Мужики молчали. Я смотрел на них и невольное чувство злости и ненависти охватывало меня. Сознание этого нового чувства было невыносимо тяжело. Я всматривался в их лица и с тоской вспоминал то недавнее прошлое, когда глаза их открыто и приветливо смотрели прямо на меня. Теперь они смотрят в землю. Чувствовалось, что всё то общее, что нас связывало, рвётся, как гнилая верёвка.
Фёдор Елесин поднял на меня свои строгие, но чистые и светлые глаза.
– Неповинны мы, сударь, в твоём горе. Господь посылает, – любя или наказуя, – не нашему грешному уму разобрать это дело. Его святая воля, а только мы неповинны.
– Видит Бог, неповинны, – горячо подхватил Пётр Беляков.
Два чувства к крестьянам боролись во мне, – новое, вчера только зародившееся, и старое, то, с которым я приехал сюда и с которым сжился после 4-хлетней поверки. И, конечно, последнее победило. Что-то точно поднималось в моей груди всё выше и выше, и вдруг будто прорвалось через какую-то плотину. Всё злое вдруг отхлынуло, и страстная, горячая тоска по прежнем чувстве к крестьянам охватила меня. Я захотел опять верить, любить и жить тем, с чем сроднилась уже моя душа, что я считал целью всей своей жизни.
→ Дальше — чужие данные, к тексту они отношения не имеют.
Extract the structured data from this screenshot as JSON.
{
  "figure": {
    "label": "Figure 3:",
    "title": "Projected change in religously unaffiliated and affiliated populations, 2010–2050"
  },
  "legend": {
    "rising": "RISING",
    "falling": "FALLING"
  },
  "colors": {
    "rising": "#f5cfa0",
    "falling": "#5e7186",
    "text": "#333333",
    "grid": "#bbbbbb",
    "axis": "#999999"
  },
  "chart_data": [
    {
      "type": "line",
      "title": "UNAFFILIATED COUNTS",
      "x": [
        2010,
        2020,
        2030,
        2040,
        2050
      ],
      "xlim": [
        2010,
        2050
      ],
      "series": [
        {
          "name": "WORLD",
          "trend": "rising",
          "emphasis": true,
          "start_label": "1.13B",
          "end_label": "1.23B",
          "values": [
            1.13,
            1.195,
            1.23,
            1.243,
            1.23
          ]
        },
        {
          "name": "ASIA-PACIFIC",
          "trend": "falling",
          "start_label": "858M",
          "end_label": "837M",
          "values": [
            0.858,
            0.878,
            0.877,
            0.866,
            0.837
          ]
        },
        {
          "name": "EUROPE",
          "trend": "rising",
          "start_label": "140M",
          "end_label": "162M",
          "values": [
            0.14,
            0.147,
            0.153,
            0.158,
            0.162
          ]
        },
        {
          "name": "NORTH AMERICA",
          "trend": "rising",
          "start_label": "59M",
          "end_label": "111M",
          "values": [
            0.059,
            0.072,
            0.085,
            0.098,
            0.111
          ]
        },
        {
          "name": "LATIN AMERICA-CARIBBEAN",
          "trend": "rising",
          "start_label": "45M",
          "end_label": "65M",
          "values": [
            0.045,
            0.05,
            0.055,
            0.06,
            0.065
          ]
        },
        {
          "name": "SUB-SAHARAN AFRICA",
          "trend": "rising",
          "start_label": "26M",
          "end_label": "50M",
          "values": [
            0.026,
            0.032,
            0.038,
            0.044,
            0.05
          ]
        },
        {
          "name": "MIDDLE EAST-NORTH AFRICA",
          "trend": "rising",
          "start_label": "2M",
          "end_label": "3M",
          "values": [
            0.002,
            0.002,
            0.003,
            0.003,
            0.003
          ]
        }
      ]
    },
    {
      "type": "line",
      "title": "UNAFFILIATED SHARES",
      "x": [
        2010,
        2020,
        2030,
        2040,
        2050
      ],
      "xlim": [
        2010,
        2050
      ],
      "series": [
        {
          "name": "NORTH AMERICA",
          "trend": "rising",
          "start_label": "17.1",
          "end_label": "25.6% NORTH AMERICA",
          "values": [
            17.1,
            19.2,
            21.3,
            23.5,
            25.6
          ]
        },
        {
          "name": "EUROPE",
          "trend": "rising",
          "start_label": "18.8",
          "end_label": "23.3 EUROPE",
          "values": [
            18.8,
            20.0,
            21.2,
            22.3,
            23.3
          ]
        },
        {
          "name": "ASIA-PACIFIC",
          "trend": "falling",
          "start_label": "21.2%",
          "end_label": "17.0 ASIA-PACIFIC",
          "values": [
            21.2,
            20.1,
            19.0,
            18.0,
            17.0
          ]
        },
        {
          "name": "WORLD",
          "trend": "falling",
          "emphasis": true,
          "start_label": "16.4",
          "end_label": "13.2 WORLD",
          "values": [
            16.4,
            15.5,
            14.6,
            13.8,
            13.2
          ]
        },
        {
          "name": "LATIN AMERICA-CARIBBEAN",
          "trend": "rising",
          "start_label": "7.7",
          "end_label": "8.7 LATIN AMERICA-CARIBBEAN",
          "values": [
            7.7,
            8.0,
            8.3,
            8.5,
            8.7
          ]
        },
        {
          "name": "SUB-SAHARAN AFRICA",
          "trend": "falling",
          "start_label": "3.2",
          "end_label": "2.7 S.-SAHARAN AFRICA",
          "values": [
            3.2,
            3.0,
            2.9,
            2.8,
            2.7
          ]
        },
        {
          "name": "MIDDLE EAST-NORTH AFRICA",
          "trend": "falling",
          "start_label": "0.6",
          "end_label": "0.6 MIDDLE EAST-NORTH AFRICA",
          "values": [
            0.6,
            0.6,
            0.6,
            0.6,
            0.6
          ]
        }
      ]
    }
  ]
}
– Правду вы говорите? – спросил я дрогнувшим голосом.
Толпа подняла на меня глаза и, прежде чем я услышал ответ, я уже знал его и верил ему; то, что за минуту представлялось гнилым канатом, показалось теперь мне сталью, иначе так не могли бы светиться сотни глаз сразу.
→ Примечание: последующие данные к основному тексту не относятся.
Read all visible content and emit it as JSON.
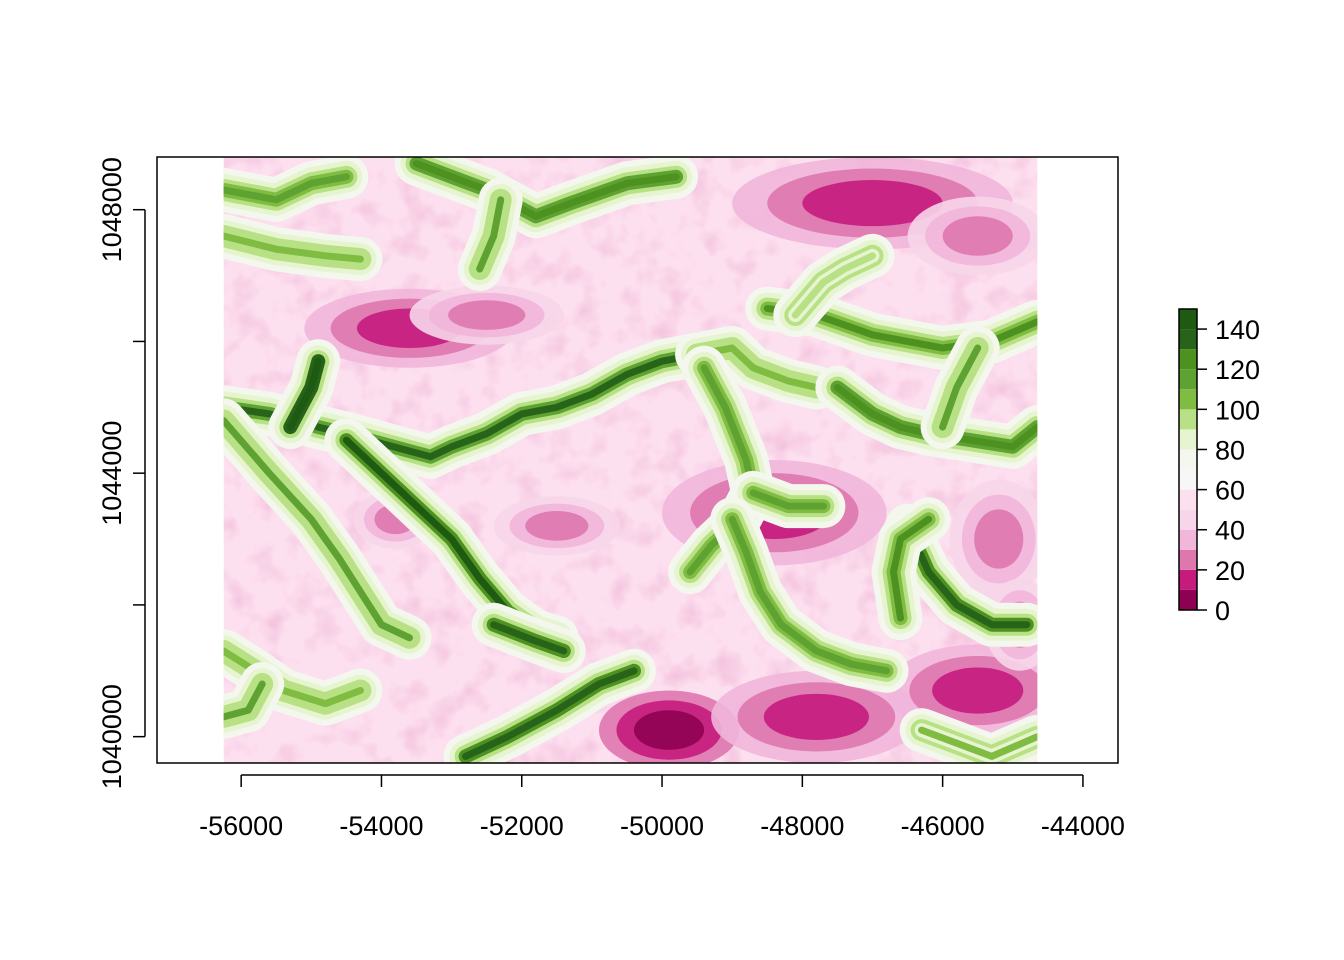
{
  "chart_data": {
    "type": "heatmap",
    "title": "",
    "xlabel": "",
    "ylabel": "",
    "xlim": [
      -57200,
      -43500
    ],
    "ylim": [
      1039600,
      1048800
    ],
    "raster_extent": {
      "x": [
        -56250,
        -44650
      ],
      "y": [
        1039600,
        1048800
      ]
    },
    "x_ticks": [
      -56000,
      -54000,
      -52000,
      -50000,
      -48000,
      -46000,
      -44000
    ],
    "x_tick_labels": [
      "-56000",
      "-54000",
      "-52000",
      "-50000",
      "-48000",
      "-46000",
      "-44000"
    ],
    "y_ticks": [
      1040000,
      1042000,
      1044000,
      1046000,
      1048000
    ],
    "y_tick_labels": [
      "1040000",
      "",
      "1044000",
      "",
      "1048000"
    ],
    "legend": {
      "position": "right",
      "breaks": [
        0,
        10,
        20,
        30,
        40,
        50,
        60,
        70,
        80,
        90,
        100,
        110,
        120,
        130,
        140,
        150
      ],
      "tick_values": [
        0,
        20,
        40,
        60,
        80,
        100,
        120,
        140
      ],
      "tick_labels": [
        "0",
        "20",
        "40",
        "60",
        "80",
        "100",
        "120",
        "140"
      ],
      "colors": [
        "#8e0152",
        "#c51b7d",
        "#de77ae",
        "#f1b6da",
        "#f7d6e9",
        "#fde0ef",
        "#f7f7f7",
        "#f4f7ee",
        "#e6f5d0",
        "#b8e186",
        "#7fbc41",
        "#5ea232",
        "#4d9221",
        "#276419",
        "#1f5a12"
      ]
    },
    "channels": [
      {
        "points": [
          [
            -56250,
            1048300
          ],
          [
            -55500,
            1048150
          ],
          [
            -55000,
            1048400
          ],
          [
            -54500,
            1048500
          ]
        ],
        "value": 118
      },
      {
        "points": [
          [
            -53500,
            1048700
          ],
          [
            -53000,
            1048500
          ],
          [
            -52500,
            1048300
          ],
          [
            -51800,
            1047900
          ],
          [
            -51300,
            1048100
          ],
          [
            -50500,
            1048400
          ],
          [
            -49800,
            1048500
          ]
        ],
        "value": 128
      },
      {
        "points": [
          [
            -52300,
            1048150
          ],
          [
            -52400,
            1047600
          ],
          [
            -52600,
            1047100
          ]
        ],
        "value": 110
      },
      {
        "points": [
          [
            -56250,
            1047600
          ],
          [
            -55500,
            1047400
          ],
          [
            -54800,
            1047300
          ],
          [
            -54300,
            1047250
          ]
        ],
        "value": 108
      },
      {
        "points": [
          [
            -56250,
            1045000
          ],
          [
            -55600,
            1044900
          ],
          [
            -55200,
            1044800
          ],
          [
            -54900,
            1044700
          ],
          [
            -54500,
            1044600
          ],
          [
            -54000,
            1044450
          ],
          [
            -53300,
            1044250
          ],
          [
            -53000,
            1044400
          ],
          [
            -52500,
            1044600
          ],
          [
            -52000,
            1044900
          ],
          [
            -51500,
            1045000
          ],
          [
            -51000,
            1045200
          ],
          [
            -50500,
            1045500
          ],
          [
            -50000,
            1045700
          ],
          [
            -49500,
            1045800
          ]
        ],
        "value": 132
      },
      {
        "points": [
          [
            -54900,
            1045700
          ],
          [
            -55000,
            1045300
          ],
          [
            -55300,
            1044700
          ]
        ],
        "value": 145
      },
      {
        "points": [
          [
            -49500,
            1045800
          ],
          [
            -49000,
            1045900
          ],
          [
            -48700,
            1045600
          ],
          [
            -48200,
            1045400
          ],
          [
            -47800,
            1045300
          ]
        ],
        "value": 108
      },
      {
        "points": [
          [
            -48500,
            1046500
          ],
          [
            -47800,
            1046400
          ],
          [
            -47000,
            1046100
          ],
          [
            -46000,
            1045900
          ],
          [
            -45300,
            1046000
          ],
          [
            -44650,
            1046300
          ]
        ],
        "value": 122
      },
      {
        "points": [
          [
            -48100,
            1046400
          ],
          [
            -47700,
            1046900
          ],
          [
            -47400,
            1047100
          ],
          [
            -47000,
            1047300
          ]
        ],
        "value": 98
      },
      {
        "points": [
          [
            -47500,
            1045300
          ],
          [
            -47000,
            1044900
          ],
          [
            -46600,
            1044700
          ],
          [
            -46200,
            1044600
          ],
          [
            -45600,
            1044500
          ],
          [
            -45000,
            1044400
          ],
          [
            -44650,
            1044700
          ]
        ],
        "value": 125
      },
      {
        "points": [
          [
            -49400,
            1045600
          ],
          [
            -49100,
            1045000
          ],
          [
            -48800,
            1044200
          ],
          [
            -48700,
            1043700
          ],
          [
            -48900,
            1043300
          ],
          [
            -49300,
            1042900
          ],
          [
            -49600,
            1042500
          ]
        ],
        "value": 115
      },
      {
        "points": [
          [
            -48700,
            1043700
          ],
          [
            -48200,
            1043500
          ],
          [
            -47700,
            1043500
          ]
        ],
        "value": 115
      },
      {
        "points": [
          [
            -49000,
            1043300
          ],
          [
            -48800,
            1042800
          ],
          [
            -48600,
            1042200
          ],
          [
            -48300,
            1041700
          ],
          [
            -47800,
            1041300
          ],
          [
            -47300,
            1041100
          ],
          [
            -46800,
            1041000
          ]
        ],
        "value": 118
      },
      {
        "points": [
          [
            -56250,
            1044800
          ],
          [
            -55600,
            1044000
          ],
          [
            -55000,
            1043300
          ],
          [
            -54600,
            1042700
          ],
          [
            -54300,
            1042200
          ],
          [
            -54000,
            1041700
          ],
          [
            -53600,
            1041500
          ]
        ],
        "value": 112
      },
      {
        "points": [
          [
            -54500,
            1044500
          ],
          [
            -54000,
            1044000
          ],
          [
            -53500,
            1043500
          ],
          [
            -53000,
            1043000
          ],
          [
            -52600,
            1042400
          ],
          [
            -52200,
            1041900
          ],
          [
            -51800,
            1041600
          ],
          [
            -51500,
            1041500
          ]
        ],
        "value": 140
      },
      {
        "points": [
          [
            -52400,
            1041700
          ],
          [
            -51800,
            1041450
          ],
          [
            -51400,
            1041300
          ]
        ],
        "value": 138
      },
      {
        "points": [
          [
            -56250,
            1041300
          ],
          [
            -55800,
            1041000
          ],
          [
            -55400,
            1040700
          ],
          [
            -54800,
            1040500
          ],
          [
            -54300,
            1040700
          ]
        ],
        "value": 108
      },
      {
        "points": [
          [
            -52800,
            1039700
          ],
          [
            -52200,
            1040000
          ],
          [
            -51500,
            1040400
          ],
          [
            -50900,
            1040800
          ],
          [
            -50400,
            1041000
          ]
        ],
        "value": 135
      },
      {
        "points": [
          [
            -46500,
            1043200
          ],
          [
            -46200,
            1042500
          ],
          [
            -45800,
            1042000
          ],
          [
            -45300,
            1041700
          ],
          [
            -44800,
            1041700
          ]
        ],
        "value": 138
      },
      {
        "points": [
          [
            -46200,
            1043300
          ],
          [
            -46600,
            1043000
          ],
          [
            -46700,
            1042500
          ],
          [
            -46600,
            1041800
          ]
        ],
        "value": 120
      },
      {
        "points": [
          [
            -45500,
            1045900
          ],
          [
            -45800,
            1045300
          ],
          [
            -46000,
            1044700
          ]
        ],
        "value": 112
      },
      {
        "points": [
          [
            -46300,
            1040100
          ],
          [
            -45800,
            1039900
          ],
          [
            -45300,
            1039700
          ],
          [
            -44650,
            1040000
          ]
        ],
        "value": 102
      },
      {
        "points": [
          [
            -56250,
            1040300
          ],
          [
            -55900,
            1040400
          ],
          [
            -55700,
            1040800
          ]
        ],
        "value": 110
      }
    ],
    "low_zones": [
      {
        "center": [
          -53600,
          1046200
        ],
        "radius": [
          1500,
          600
        ],
        "value": 18
      },
      {
        "center": [
          -52500,
          1046400
        ],
        "radius": [
          1100,
          450
        ],
        "value": 22
      },
      {
        "center": [
          -47000,
          1048100
        ],
        "radius": [
          2000,
          700
        ],
        "value": 14
      },
      {
        "center": [
          -45500,
          1047600
        ],
        "radius": [
          1000,
          600
        ],
        "value": 22
      },
      {
        "center": [
          -48400,
          1043400
        ],
        "radius": [
          1600,
          800
        ],
        "value": 18
      },
      {
        "center": [
          -51500,
          1043200
        ],
        "radius": [
          900,
          450
        ],
        "value": 22
      },
      {
        "center": [
          -53800,
          1043300
        ],
        "radius": [
          600,
          450
        ],
        "value": 20
      },
      {
        "center": [
          -49900,
          1040100
        ],
        "radius": [
          1000,
          600
        ],
        "value": 4
      },
      {
        "center": [
          -47800,
          1040300
        ],
        "radius": [
          1500,
          700
        ],
        "value": 14
      },
      {
        "center": [
          -45500,
          1040700
        ],
        "radius": [
          1300,
          700
        ],
        "value": 18
      },
      {
        "center": [
          -45200,
          1043000
        ],
        "radius": [
          700,
          900
        ],
        "value": 22
      },
      {
        "center": [
          -44900,
          1041700
        ],
        "radius": [
          500,
          700
        ],
        "value": 20
      }
    ],
    "base_value": 52
  }
}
Посыпались горячие, искренние уверения толпы. Приводились неотразимые доводы; амбар был всего саженях в 50 от деревни; хотя тянуло на дом, но искры неслись и на село, никто из своих, конечно, не мог подвергнуть свою же деревню риску сгореть.
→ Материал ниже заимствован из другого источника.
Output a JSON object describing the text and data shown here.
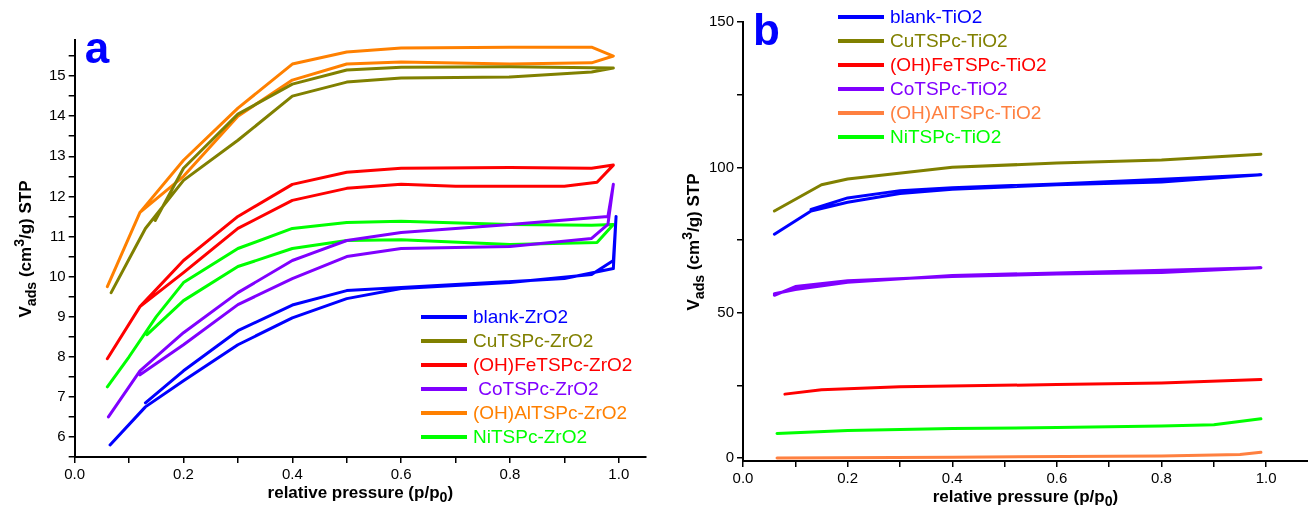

С другой стороны, много было вероятий поджога. Большинство останавливалось на мысли, что поджог кто-нибудь из посторонних. Я терялся в догадках.
Прошла неделя. Жена очень плохо поправлялась. Мы решили на время уехать куда-нибудь на юг для поправки. Дела хоть и пошатнулись, но оставалось ещё тысяч 20 пудов хлеба в трёх амбарах, стоявших в саженях 200 от усадьбы. Я объявил наёмку подвод для отправки хлеба в город с завтрашнего дня.
С вечера мы весело толковали о предстоящей поездке.
– Хорошо иметь чистую совесть, – её не сожжёшь, – были последние слова жены, с которыми она заснула.
Только мы заснули, меня осторожно будят. Приученная прислуга уже не бросалась, как при пожаре мельницы, с отчаянным криком «пожар», но осторожно толкала меня, тихо говоря:
– Сударь, амбары горят.
Первым делом я бросился, конечно, к жене. Она уже проснулась и на вид была совершенно спокойна. Мы подошли к окну. Знакомая картина, с тою разницей, что всё было бело кругом от первого выпавшего с вечера снега.
Далеко-далеко рельефно выделялись горящие амбары, а вокруг них точно прыгали и плясали люди. Толпа всё росла и росла. По дороге из села вереницей бежали крестьяне: кто с топором, кто с лопатой, а кто и просто без ничего, размахивая на бегу руками.
Горничная рассказывала, что нашли следы поджога, – жердь с намотанною паклей, воткнутою в крышу.
Я постоял и лёг снова на кровать. Унижение, тоска давили грудь. Я хотел в эту минуту перенестись куда-нибудь далеко-далеко от этих злых и холодных людей, поближе к тем, которые греют и любят, пережить, как мальчиком, те минуты, когда, оскорблённый грубо и незаслуженно новыми товарищами на первых порах учения, изливал я матери свои накипевшие детские страдания и вдруг, чувствуя, что понят, не выдерживал и горько рыдал на её груди. А она тихо и ласково гладила мою всклокоченную голову и говорила, говорила… Слёзы высыхали. Весь ещё взволнованный и встревоженный, я прижимался ещё ближе к ней; глаза пристально впивались в какую-нибудь точку, я жадно слушал, а сладкое чувство удовлетворения, утешения, любви и прощения уже закрадывалось в грудь. И я уже мечтал, как добром я отомщу врагам за сделанное зло.